Há trinta anos morria Clarice Lispector, a escritora que abalou a literatura brasileira pela contundência de sua linguagem que tentava desvendar o mistério da existência com palavras claras e obscuras a um tempo, de grande beleza poética, de inquietação, de perturbação, espanto e maravilhamento. Com dezessete anos de idade escreveu “Perto do Coração Selvagem”, e era como se estivesse surgindo uma obra de gênio. Era como se valesse o adágio: “O gênio nasce feito.” Mas Clarice trabalha incansavelmente. A sua genialidade era uma busca contínua da palavra certa, que clarificasse os escaninhos obscuros do ser.
Comecei o meu conhecimento de Clarice com “A Paixão Segundo G. H.”: é o começo mais difícil, intrincado, um labirinto de luzes que se acendem umas sobre as outras e cegam o leitor. É muita claridade, e claridade entrando-se num mundo de trevas, alcançada com o estupor, com o nojo. É a epifania do ser diante do nojo, o ser se encontra, se descobre diante de outro ser, asqueroso, repulsivo, representado pela barata. Eu sou um mistério para mim mesma, dizia Clarice, e vivia desvendando os véus desse mistério, ofertando-nos a claridade que dele advinha.
Foi no conto que Clarice mais se realizou, nessa arte da síntese que a levou e que ela levou ao âmago da problemática do homem, que se interroga, perplexo, à busca do que ele é em si. “Feliz Aniversário” é o melhor que ela criou, um triste retrato da solidão familiar, no tempo em que ainda havia grandes famílias, no entanto já mal estruturadas. Criou algumas peças notáveis, extraordinárias, mas vou hoje me deter sobre uma quase insignificante, de tão esquecida: “Perdoando Deus”. É bom lembrar esse encontro de Clarice com Deus, ela que, depois de tanto investigar o mistério, já penetrou no Mistério.
É a história de uma personagem que olhava distraída o mar e de repente se sente a mãe de Deus. Como o homem é o que ele escreve, vou dizer sem medo de errar que aquela personagem era Clarice. Quem se sentiu com o carinho de uma mãe pelo filho era Clarice. O interessante, o totalmente novo é que esse filho era Deus. Sabia que se ama a Deus com respeito, medo, solenidade. Mas o carinho maternal por Deus era absolutamente estranho. Assim como o carinho por um filho não o reduz, mas o alarga, diz, assim era maior o seu amor.

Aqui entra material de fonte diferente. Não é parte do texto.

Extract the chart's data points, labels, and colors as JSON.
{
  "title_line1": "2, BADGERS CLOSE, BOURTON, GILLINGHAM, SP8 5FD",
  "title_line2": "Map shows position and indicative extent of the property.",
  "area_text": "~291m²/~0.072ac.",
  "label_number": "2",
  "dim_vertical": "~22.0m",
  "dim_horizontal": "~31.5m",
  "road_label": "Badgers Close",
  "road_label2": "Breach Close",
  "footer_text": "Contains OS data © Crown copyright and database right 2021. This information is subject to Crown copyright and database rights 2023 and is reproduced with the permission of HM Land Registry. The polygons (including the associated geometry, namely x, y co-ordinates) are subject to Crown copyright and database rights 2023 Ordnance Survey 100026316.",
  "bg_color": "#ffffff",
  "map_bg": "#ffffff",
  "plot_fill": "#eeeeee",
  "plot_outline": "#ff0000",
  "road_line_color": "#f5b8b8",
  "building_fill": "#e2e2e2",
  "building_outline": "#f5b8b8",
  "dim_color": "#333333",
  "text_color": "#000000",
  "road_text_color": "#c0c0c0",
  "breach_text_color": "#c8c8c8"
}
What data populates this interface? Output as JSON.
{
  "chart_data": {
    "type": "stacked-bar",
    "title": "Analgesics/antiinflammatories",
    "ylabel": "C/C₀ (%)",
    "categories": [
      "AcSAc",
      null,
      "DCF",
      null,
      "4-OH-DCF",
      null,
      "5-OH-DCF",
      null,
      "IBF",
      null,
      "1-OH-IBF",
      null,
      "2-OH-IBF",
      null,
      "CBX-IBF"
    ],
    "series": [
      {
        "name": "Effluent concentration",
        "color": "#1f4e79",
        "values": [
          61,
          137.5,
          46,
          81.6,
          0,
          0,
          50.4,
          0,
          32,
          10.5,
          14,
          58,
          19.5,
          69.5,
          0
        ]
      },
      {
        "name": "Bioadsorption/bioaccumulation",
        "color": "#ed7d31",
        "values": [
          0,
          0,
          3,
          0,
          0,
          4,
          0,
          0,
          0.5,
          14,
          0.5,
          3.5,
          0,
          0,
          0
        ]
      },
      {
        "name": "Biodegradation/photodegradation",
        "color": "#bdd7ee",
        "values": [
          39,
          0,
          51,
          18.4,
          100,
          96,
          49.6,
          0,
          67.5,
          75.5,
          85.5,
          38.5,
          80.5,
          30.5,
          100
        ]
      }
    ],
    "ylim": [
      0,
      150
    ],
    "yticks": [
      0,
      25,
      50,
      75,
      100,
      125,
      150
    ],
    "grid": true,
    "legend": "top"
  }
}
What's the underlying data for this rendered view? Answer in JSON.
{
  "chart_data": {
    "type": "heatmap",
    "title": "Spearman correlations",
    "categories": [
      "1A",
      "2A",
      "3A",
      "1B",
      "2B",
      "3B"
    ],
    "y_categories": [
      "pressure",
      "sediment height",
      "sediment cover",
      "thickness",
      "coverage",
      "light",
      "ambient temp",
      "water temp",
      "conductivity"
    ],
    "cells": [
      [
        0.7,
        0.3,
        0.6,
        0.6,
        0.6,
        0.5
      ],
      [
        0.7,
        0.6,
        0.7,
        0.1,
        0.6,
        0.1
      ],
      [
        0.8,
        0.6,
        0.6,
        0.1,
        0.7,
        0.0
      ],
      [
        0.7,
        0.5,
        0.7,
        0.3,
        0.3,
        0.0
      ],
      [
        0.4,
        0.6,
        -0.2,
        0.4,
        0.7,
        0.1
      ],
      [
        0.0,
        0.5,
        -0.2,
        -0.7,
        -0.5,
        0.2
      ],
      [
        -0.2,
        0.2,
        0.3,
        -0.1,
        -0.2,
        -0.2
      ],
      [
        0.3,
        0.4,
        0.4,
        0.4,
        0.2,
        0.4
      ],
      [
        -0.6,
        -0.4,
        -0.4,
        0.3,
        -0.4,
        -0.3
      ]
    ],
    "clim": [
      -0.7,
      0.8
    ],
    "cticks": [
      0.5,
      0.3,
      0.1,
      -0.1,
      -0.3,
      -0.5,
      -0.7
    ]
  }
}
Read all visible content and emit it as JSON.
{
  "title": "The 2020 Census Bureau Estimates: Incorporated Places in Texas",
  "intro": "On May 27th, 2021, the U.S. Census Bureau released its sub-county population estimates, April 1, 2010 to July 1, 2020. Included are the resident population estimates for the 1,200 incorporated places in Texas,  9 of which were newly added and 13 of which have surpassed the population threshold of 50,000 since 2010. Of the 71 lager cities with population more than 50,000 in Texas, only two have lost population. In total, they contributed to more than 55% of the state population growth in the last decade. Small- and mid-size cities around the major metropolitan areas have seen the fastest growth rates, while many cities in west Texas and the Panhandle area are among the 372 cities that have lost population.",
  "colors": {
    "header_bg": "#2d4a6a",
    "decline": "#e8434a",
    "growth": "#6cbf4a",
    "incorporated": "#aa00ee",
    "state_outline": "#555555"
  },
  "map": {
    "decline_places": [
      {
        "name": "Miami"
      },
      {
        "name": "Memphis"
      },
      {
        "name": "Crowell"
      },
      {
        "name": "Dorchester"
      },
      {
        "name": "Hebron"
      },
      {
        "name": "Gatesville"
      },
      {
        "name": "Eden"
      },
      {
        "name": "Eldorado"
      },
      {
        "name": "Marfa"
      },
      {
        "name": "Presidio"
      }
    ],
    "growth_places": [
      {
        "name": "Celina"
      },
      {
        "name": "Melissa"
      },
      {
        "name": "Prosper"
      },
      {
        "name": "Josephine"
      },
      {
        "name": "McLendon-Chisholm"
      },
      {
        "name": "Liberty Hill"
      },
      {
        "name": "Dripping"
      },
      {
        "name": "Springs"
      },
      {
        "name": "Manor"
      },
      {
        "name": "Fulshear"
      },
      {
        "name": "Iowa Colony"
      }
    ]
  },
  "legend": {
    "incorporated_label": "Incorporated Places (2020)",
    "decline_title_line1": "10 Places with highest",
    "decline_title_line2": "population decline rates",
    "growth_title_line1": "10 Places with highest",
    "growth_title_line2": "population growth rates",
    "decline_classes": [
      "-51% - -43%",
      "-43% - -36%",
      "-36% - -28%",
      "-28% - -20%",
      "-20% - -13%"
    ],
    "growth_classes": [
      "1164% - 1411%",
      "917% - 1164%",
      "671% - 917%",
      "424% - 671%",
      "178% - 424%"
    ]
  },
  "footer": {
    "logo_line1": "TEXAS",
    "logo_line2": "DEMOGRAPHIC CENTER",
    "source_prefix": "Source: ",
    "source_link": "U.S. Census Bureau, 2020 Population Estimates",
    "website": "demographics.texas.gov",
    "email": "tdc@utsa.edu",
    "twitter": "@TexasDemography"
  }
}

Foi quando quase pisou num rato morto. E entrou em pânico, controlando como podia o seu mais profundo grito. Desde o início do mundo sentia um pavor dos ratos, que a devoravam. E era como se Deus lhe lançasse na cara um rato. Ela amando-o com amor maternal, Ele insultando-a com brutalidade. Decidiu, então, vingar-se. Mas descobre que o rato é o mundo. Ela se julgava forte, porque, compreendendo, amava. Descobriu que se ama verdadeiramente somando as incompreensões, que amar não é fácil. É preciso amar primeiro a nossa própria natureza, depois o seu contrário, Deus.
Queremos amar a Deus só porque não nos amamos. É uma espécie de compensação. Conclui: “Enquanto eu inventar Deus, Ele não existe.” Dizem que o homem inventou Deus porque não consegue explicar o universo. Clarice aprende que isso está errado. Como Santo Agostinho, descobre que devemos procurar Deus dentro de nós.
O grande católico Alceu Amoroso Lima diz, dela, que a presença invisível de Deus não se expressa pela invocação do seu Nome, mas que o silêncio pode ser o sinal mais seguro de sua realidade. E conta que Clarice ofereceu-lhe o seu último livro com uma dedicatória, escrita um mês antes de morrer, terminando sua demonstração de afeto com estas palavras claras e decisivas: “Eu sei que Deus existe.”